Three independent passes with majority voting. The highest confidence level. Appropriate for:

Security-critical outputs
Medical, legal, or financial content
Any task where the output will be acted on without human review
Cases where the cost of a wrong answer significantly exceeds the cost of verification

Scaling Strategy

A practical deployment scales verification with task criticality:

Task Type	Recommended Channels	Rationale
`general_chat`	1	Low stakes, high volume
`code_generation`	2	Correctness matters
`code_review`	2	Missed issues are costly
`security_analysis`	3	Highest stakes
`document_analysis`	1-2	Depends on use case
`data_analysis`	2	Accuracy matters
`strategic_reasoning`	2-3	Decisions have consequences

Evolution from Krisis

The Verifier evolved from Krisis, a multi-agent judgment system built for the Nomos Harness.
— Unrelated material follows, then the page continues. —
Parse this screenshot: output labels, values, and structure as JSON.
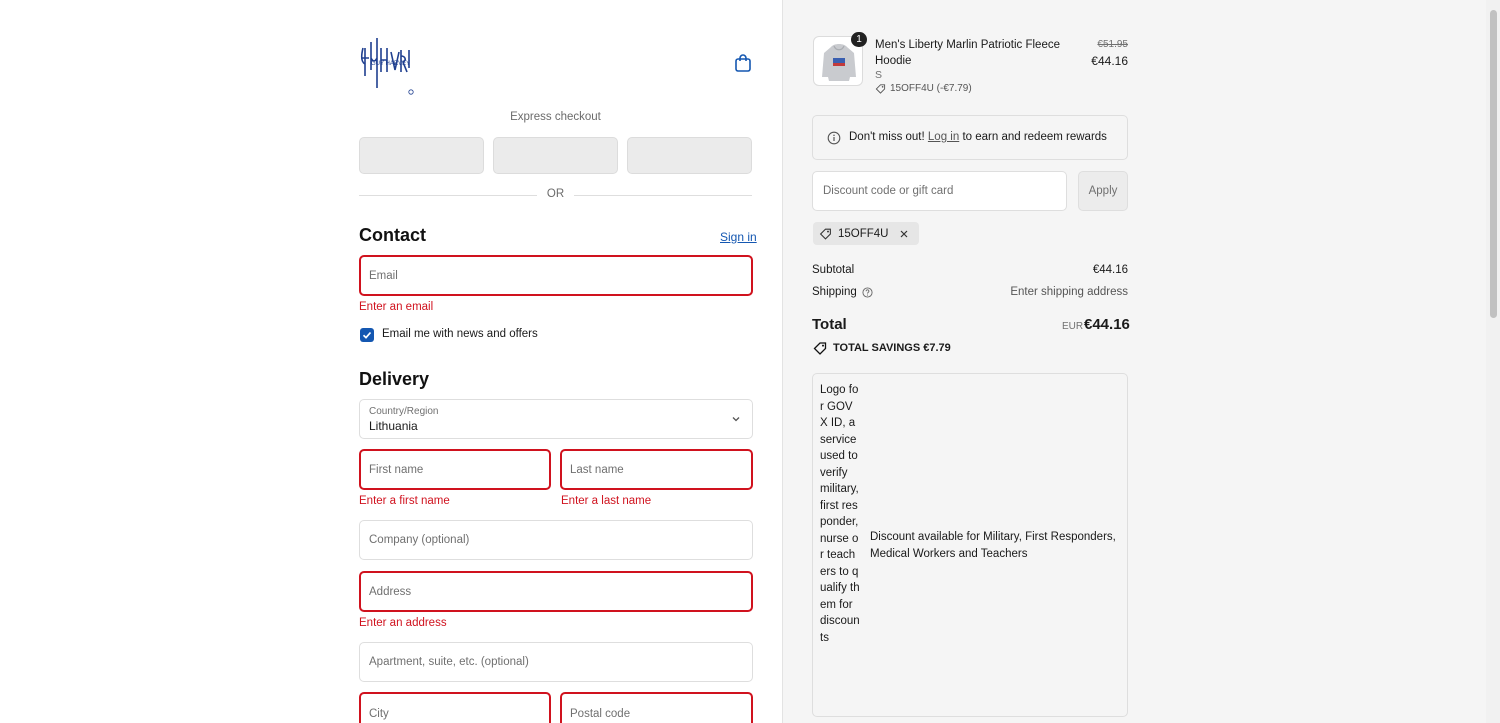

Krisis used a panel of agents (each with a different model) to evaluate the quality of model outputs against a scoring rubric.

The key insights from Krisis that shaped the Verifier:

Structured axes outperform holistic scoring. Early versions of Krisis asked a single question: “Is this response good?” The results were noisy and inconsistent. Breaking evaluation into specific axes (faithfulness, well-formedness, security, quality) produced much more reliable and actionable results.

Independence matters more than quantity. Adding more verification passes with the same model showed diminishing returns. Switching to a different model family for verification produced a larger improvement than doubling the number of same-model passes.

Reasoning improves scores. When the verifier is required to explain its scores (the reasoning field), the scores themselves become more accurate. This is consistent with chain-of-thought findings — models make better judgments when they show their work.

Adversarial framing reduces false positives. Instructing the verifier to “find problems” rather than “evaluate quality” produces more critical and ultimately more useful assessments. The verification prompt is tuned for skepticism.

The Verifier is a focused, productionized version of the Krisis evaluation pipeline — stripped down to the four axes that proved most reliable, with channels replacing the multi-agent panel, and a clean API instead of the internal harness interface.